I was sent to the office and they called my mum. A lady came over to me and told me they couldn’t get hold of her, and this is when I had the panic attack of all panic attacks. I believed that my thoughts had come true, and I lost it. I remember just screaming and crying and feeling like my whole world had collapsed around me. It turns out my mum was just shopping - she picked me up and I never went back to school again.
I was placed within the CAMHS, but I never opened up about the OCD thoughts. I really believed that if I told someone, something bad would happen. I was completely stuck, alone, just trying to protect everyone around me.
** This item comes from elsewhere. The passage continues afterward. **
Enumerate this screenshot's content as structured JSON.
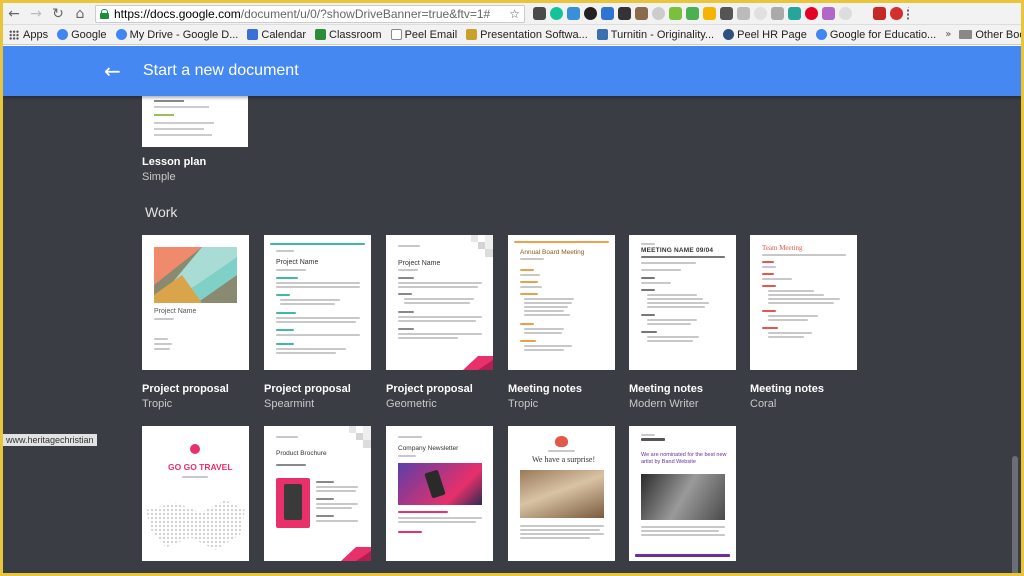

In the end, I was home schooled and that was perfect for me, as I knew I was around to keep people safe and I didn’t have to talk to people I didn’t know.
It was around this time that my anxiety also made me scared to be alone. I made sure I was never alone; I was always with someone. Out shopping with my parents one day, I was flicking through a magazine and I saw an article about OCD - that was when I knew I had it. I guess you could say it was a relief, but it was also terrifying.
The years went past, and I was still obsessing and still trying to deal with my intrusive thoughts.
When I was 18 my parents finally split up - but that left me in the worst situation. I found myself sat at the doctor's, opening up about a new problem, flashbacks. I kept reliving traumatic memories from when I was little and was also having nightmares about them.
This was one of the scariest times, as I didn't know what was happening. I was just stuck re-living all these things and emotions. I was diagnosed with post-traumatic stress disorder (PTSD), given some antidepressants and placed on the waiting list for CBT.
When CBT started, I finally opened up about my thoughts and I was officially diagnosed with OCD. I found CBT to be extremely helpful with dealing with PTSD and I booked in for more for my OCD! It really helped me learn how to stop tapping and know that my obsessions won’t change anything.
Over the years, having treatment and pushing myself has helped more than anything. Knowing that you are more than a label changes things. The journey to recovery is a slow one but so empowering and exciting! I’m slowly getting there, I’m trying new things and different types of therapy and I know I will get there in the end! No matter what your anxiety tells you, you can do this and you are going to be stronger and braver than you could ever know!
If you find yourself relating to any of my story, or feel that you need help, just ask. Talk to your friends and family and be sure to visit your doctor.